Early data from Merck is “encouraging,” he said, and seems to indicate this drug could be used to treat outpatients with mild to moderate symptoms without requiring the space and staff of an infusion center. Plus, oral pills tend to be easier to mass produce and deliver, he said.

“(Data) show that the potential benefit to reduce hospitalizations is on a scale or potentially even larger than we have with the monoclonal antibodies, with a therapy that’s much easier to use in the outpatient space,” he said.

Merck has said it could ship about 100 million courses of the therapy by the end of the year. Each course consists of two pills per day for five days.

The federal government has already placed orders for the medication in anticipation of its approval.

Most products that are granted the FDA’s emergency use authorization will have an “allocation process for distributors until supply is robust,” Sekhon said. That would likely include offering an initial, limited supply of the drug to individuals who meet a certain set of criteria, like having been diagnosed with co-morbidities that put them at an increased risk of severe illness from the disease.

In clinical trials, Bariola said, the drug was only tested in patients who were at high risk, had mild symptoms and had began presenting symptoms within five days of starting the treatment regimen.

“Ultimately, I would suspect it’s a pill like any other pill-based medications that pharmacies could potentially carry,” Bariola said.

Other oral treatments for the virus are also being studied, he said, and it’s possible there could be multiple treatment options for the virus in the coming months and years.

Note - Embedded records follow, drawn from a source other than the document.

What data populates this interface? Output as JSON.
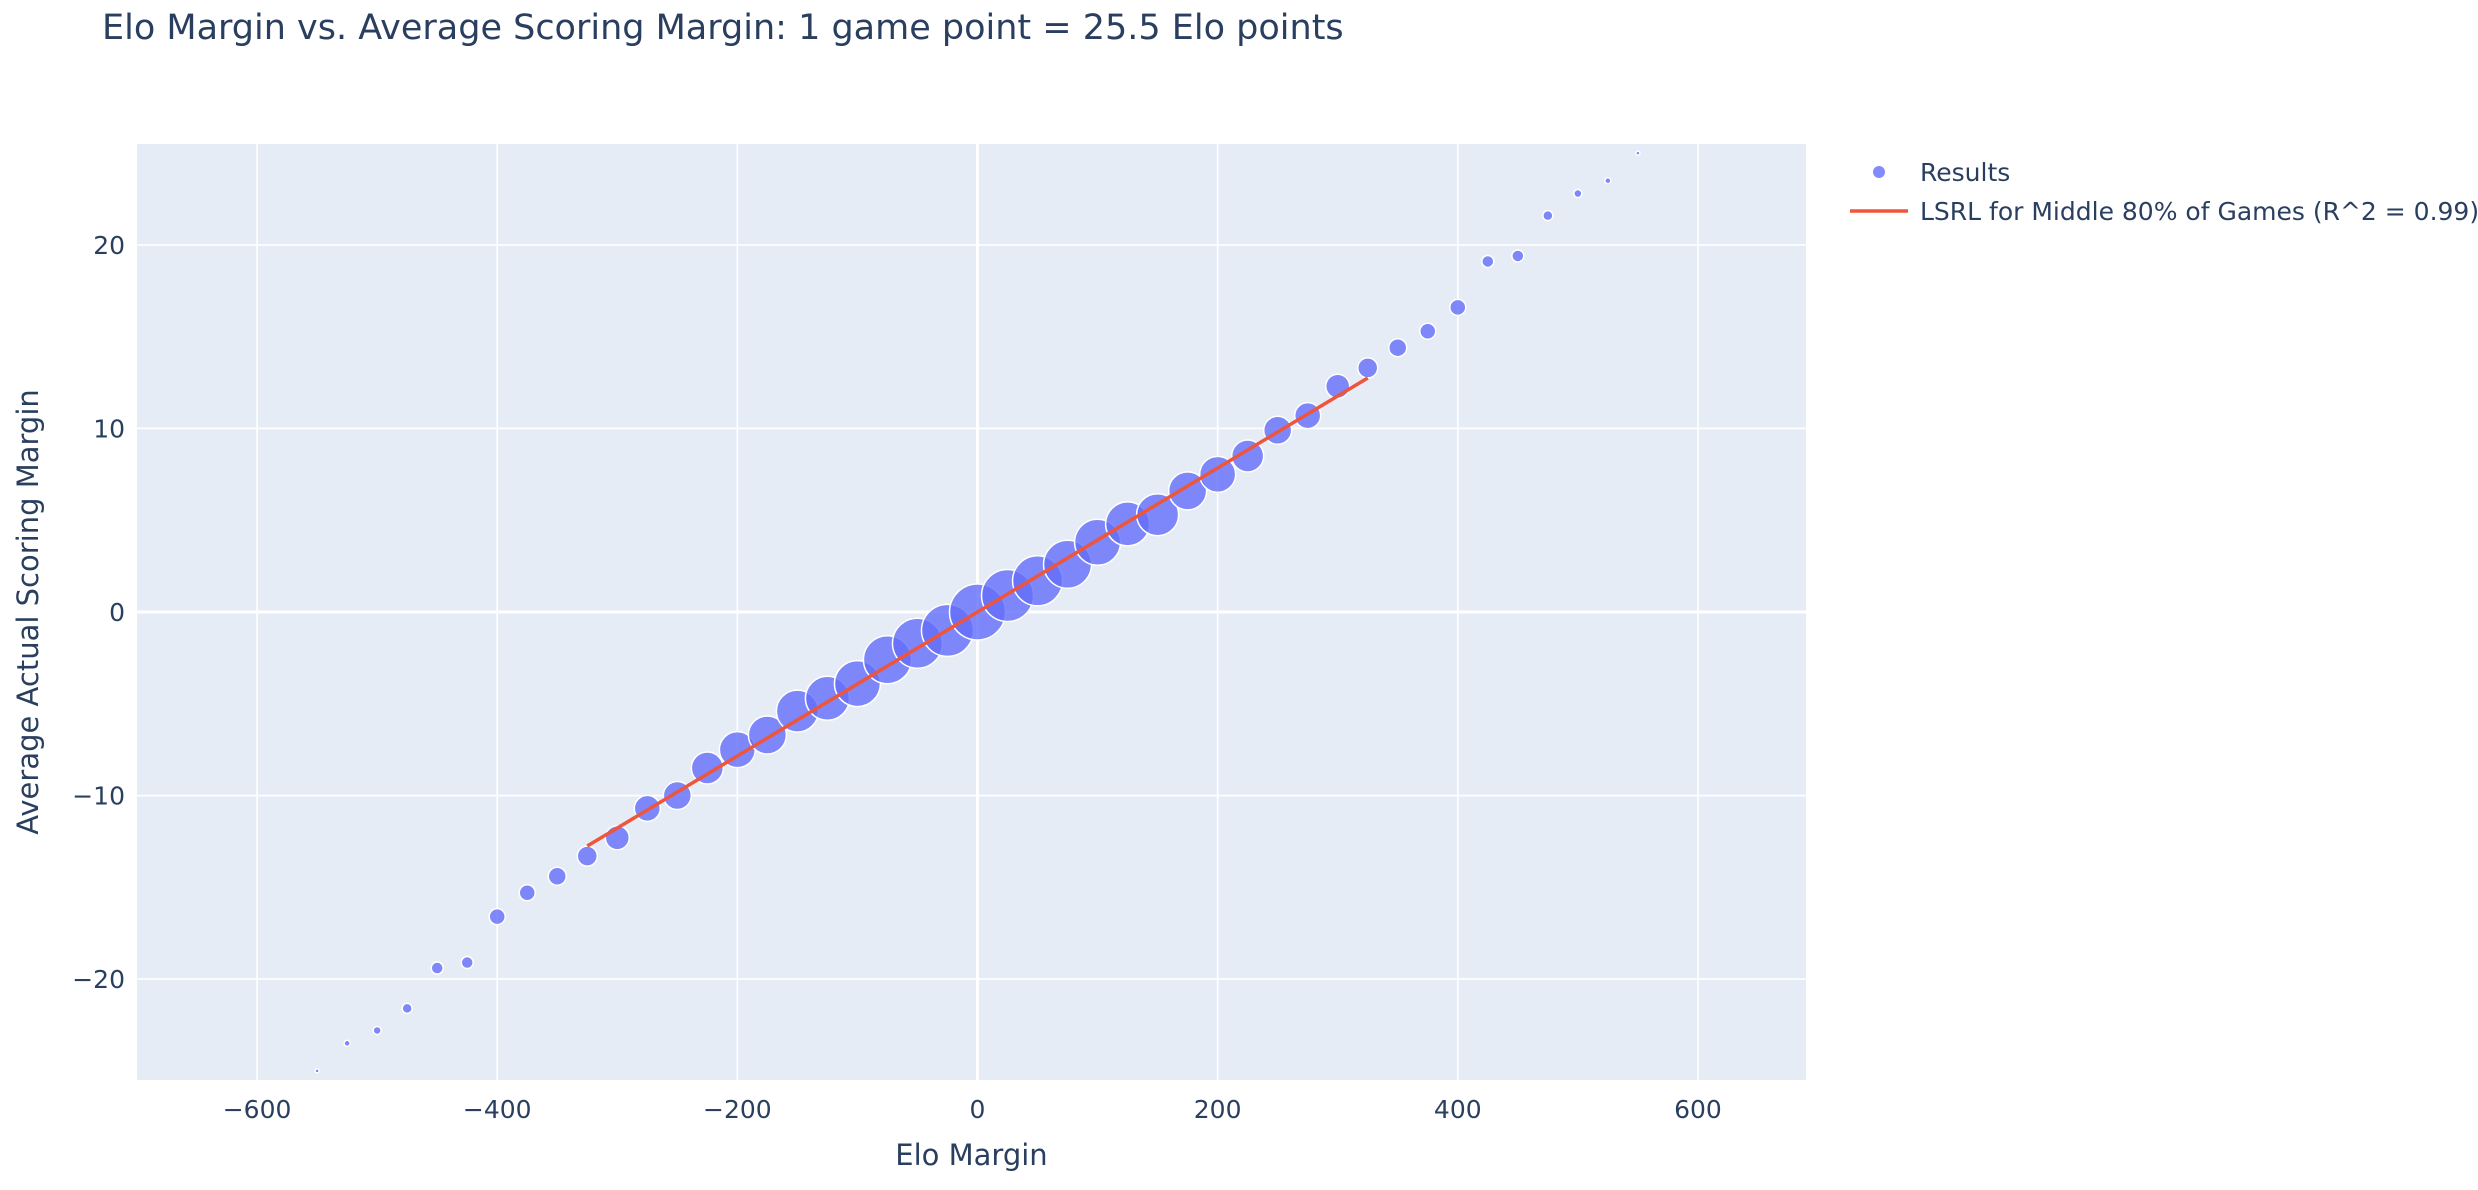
{
  "chart_data": {
    "type": "scatter",
    "title": "Elo Margin vs. Average Scoring Margin: 1 game point = 25.5 Elo points",
    "xlabel": "Elo Margin",
    "ylabel": "Average Actual Scoring Margin",
    "xlim": [
      -700,
      690
    ],
    "ylim": [
      -25.5,
      25.5
    ],
    "x_ticks": [
      -600,
      -400,
      -200,
      0,
      200,
      400,
      600
    ],
    "y_ticks": [
      -20,
      -10,
      0,
      10,
      20
    ],
    "x_tick_labels": [
      "−600",
      "−400",
      "−200",
      "0",
      "200",
      "400",
      "600"
    ],
    "y_tick_labels": [
      "−20",
      "−10",
      "0",
      "10",
      "20"
    ],
    "grid": true,
    "legend_position": "top-right, outside plot",
    "series": [
      {
        "name": "Results",
        "type": "scatter",
        "color": "#636efa",
        "x": [
          -550,
          -525,
          -500,
          -475,
          -450,
          -425,
          -400,
          -375,
          -350,
          -325,
          -300,
          -275,
          -250,
          -225,
          -200,
          -175,
          -150,
          -125,
          -100,
          -75,
          -50,
          -25,
          0,
          25,
          50,
          75,
          100,
          125,
          150,
          175,
          200,
          225,
          250,
          275,
          300,
          325,
          350,
          375,
          400,
          425,
          450,
          475,
          500,
          525,
          550
        ],
        "y": [
          -25.0,
          -23.5,
          -22.8,
          -21.6,
          -19.4,
          -19.1,
          -16.6,
          -15.3,
          -14.4,
          -13.3,
          -12.3,
          -10.7,
          -10.0,
          -8.5,
          -7.5,
          -6.7,
          -5.4,
          -4.7,
          -3.9,
          -2.6,
          -1.7,
          -1.0,
          0.0,
          0.9,
          1.7,
          2.6,
          3.8,
          4.8,
          5.3,
          6.6,
          7.5,
          8.5,
          9.9,
          10.7,
          12.3,
          13.3,
          14.4,
          15.3,
          16.6,
          19.1,
          19.4,
          21.6,
          22.8,
          23.5,
          25.0
        ],
        "size": [
          2,
          3,
          4,
          5,
          6,
          6,
          8,
          8,
          9,
          10,
          12,
          13,
          14,
          16,
          18,
          19,
          21,
          22,
          23,
          24,
          25,
          26,
          28,
          26,
          25,
          24,
          23,
          22,
          21,
          19,
          18,
          16,
          14,
          13,
          12,
          10,
          9,
          8,
          8,
          6,
          6,
          5,
          4,
          3,
          2
        ]
      },
      {
        "name": "LSRL for Middle 80% of Games (R^2 = 0.99)",
        "type": "line",
        "color": "#ef553b",
        "x": [
          -325,
          325
        ],
        "y": [
          -12.75,
          12.75
        ]
      }
    ]
  },
  "colors": {
    "plot_background": "#e5ecf6",
    "grid": "#ffffff",
    "text": "#2a3f5f",
    "results_marker": "#636efa",
    "lsrl_line": "#ef553b"
  }
}
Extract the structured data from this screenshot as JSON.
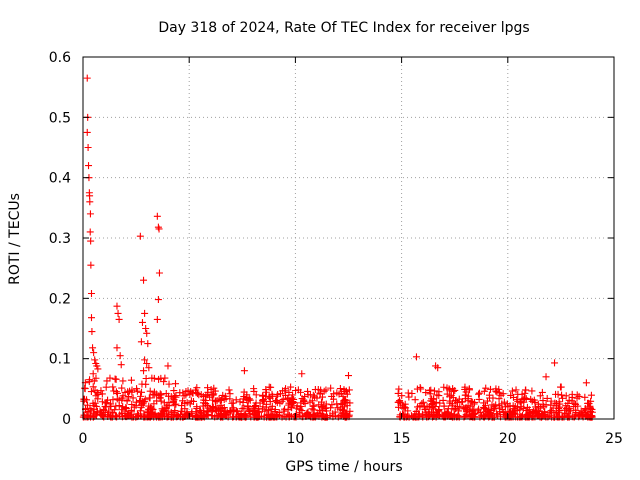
{
  "chart_data": {
    "type": "scatter",
    "title": "Day 318 of 2024, Rate Of TEC Index for receiver lpgs",
    "xlabel": "GPS time / hours",
    "ylabel": "ROTI / TECUs",
    "xlim": [
      0,
      25
    ],
    "ylim": [
      0,
      0.6
    ],
    "xticks": [
      "0",
      "5",
      "10",
      "15",
      "20",
      "25"
    ],
    "yticks": [
      "0",
      "0.1",
      "0.2",
      "0.3",
      "0.4",
      "0.5",
      "0.6"
    ],
    "grid": true,
    "marker": "plus",
    "color": "#ff0000",
    "data_gap_hours": [
      12.6,
      14.8
    ],
    "series": [
      {
        "name": "ROTI",
        "points": [
          [
            0.2,
            0.565
          ],
          [
            0.22,
            0.5
          ],
          [
            0.2,
            0.475
          ],
          [
            0.24,
            0.45
          ],
          [
            0.26,
            0.42
          ],
          [
            0.28,
            0.4
          ],
          [
            0.3,
            0.375
          ],
          [
            0.31,
            0.37
          ],
          [
            0.32,
            0.36
          ],
          [
            0.35,
            0.34
          ],
          [
            0.34,
            0.31
          ],
          [
            0.36,
            0.295
          ],
          [
            0.37,
            0.255
          ],
          [
            0.4,
            0.208
          ],
          [
            0.4,
            0.168
          ],
          [
            0.42,
            0.145
          ],
          [
            0.45,
            0.118
          ],
          [
            0.5,
            0.11
          ],
          [
            0.55,
            0.098
          ],
          [
            0.6,
            0.092
          ],
          [
            0.65,
            0.088
          ],
          [
            0.7,
            0.083
          ],
          [
            0.48,
            0.075
          ],
          [
            1.6,
            0.187
          ],
          [
            1.65,
            0.175
          ],
          [
            1.7,
            0.165
          ],
          [
            1.6,
            0.118
          ],
          [
            1.75,
            0.105
          ],
          [
            1.8,
            0.09
          ],
          [
            2.7,
            0.303
          ],
          [
            2.85,
            0.23
          ],
          [
            2.9,
            0.175
          ],
          [
            2.8,
            0.16
          ],
          [
            2.95,
            0.15
          ],
          [
            3.0,
            0.142
          ],
          [
            2.75,
            0.128
          ],
          [
            3.05,
            0.125
          ],
          [
            2.9,
            0.098
          ],
          [
            3.0,
            0.092
          ],
          [
            3.1,
            0.085
          ],
          [
            2.85,
            0.08
          ],
          [
            3.5,
            0.336
          ],
          [
            3.55,
            0.318
          ],
          [
            3.58,
            0.315
          ],
          [
            3.6,
            0.242
          ],
          [
            3.55,
            0.198
          ],
          [
            3.5,
            0.165
          ],
          [
            4.0,
            0.088
          ],
          [
            7.6,
            0.08
          ],
          [
            10.3,
            0.075
          ],
          [
            12.5,
            0.072
          ],
          [
            15.7,
            0.103
          ],
          [
            16.6,
            0.088
          ],
          [
            16.7,
            0.085
          ],
          [
            22.2,
            0.093
          ],
          [
            21.8,
            0.07
          ],
          [
            23.7,
            0.06
          ]
        ]
      }
    ]
  }
}
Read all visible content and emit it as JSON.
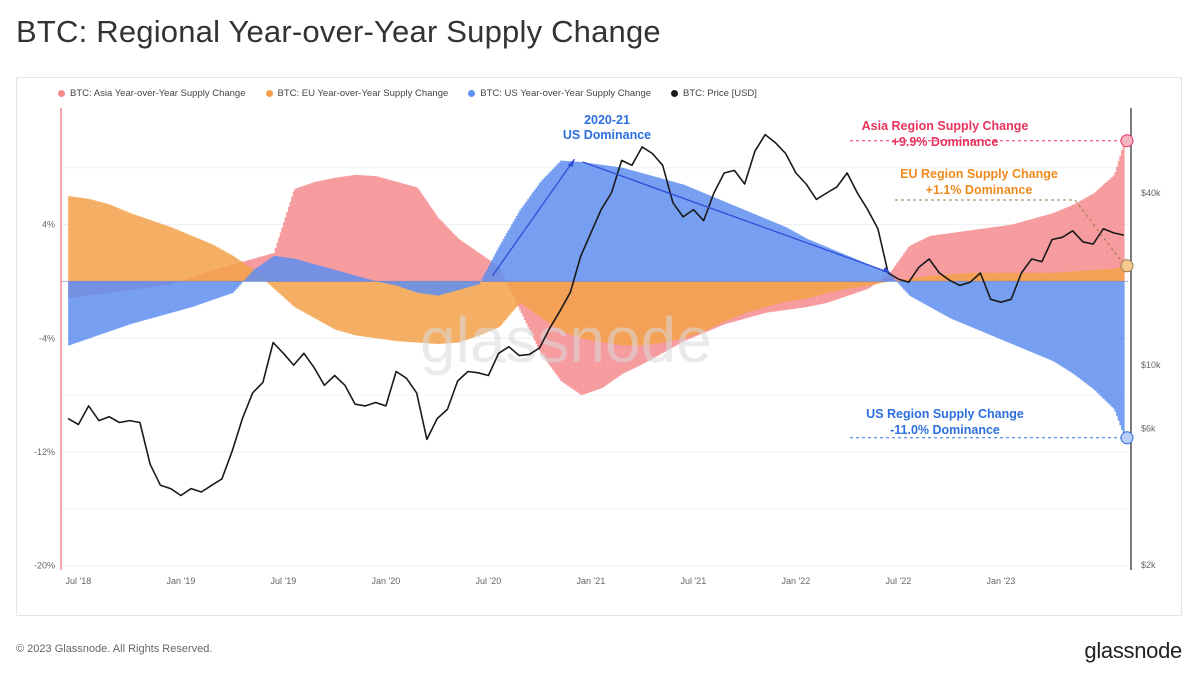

Eventually, drugs like this one could be used to help covid-19 patients in the same way Tamiflu helps those with influenza, Walsh said. It doesn’t have to be a perfect drug, but if it helps ward off the most serious symptoms in at least some patients, it could help curb the effects of the pandemic.

“Having an easily scalable oral medication during surges to prevent overutilization of hospitals is huge,” he said.

But, he warned, initial FDA authorization of such drugs may be limited to certain subsets of patients, and Merck has yet to release safety data that would tell doctors who may be at risk of adverse reactions from the medicine.

Side effects from the drug are also still unknown, he said.

While current treatments seem promising and others are on the horizon, Bariola said, the ultimate goal is to stop infection altogether.

“It’s not a cure-all,” he said of the drug. “Prevention always beats treatment no matter how great any treatment is. Vaccinations are still our key.”

For unvaccinated people who do contract the virus — or for those who get a breakthrough case — it’s best to seek testing and treatment as soon as possible, Bariola said.

“Whether it’s monoclonal (antibodies) or this oral option or whatever comes down the road next, all of them work best earlier,” he said. “So if you start feeling sick, get tested and seek out care. Don’t delay.”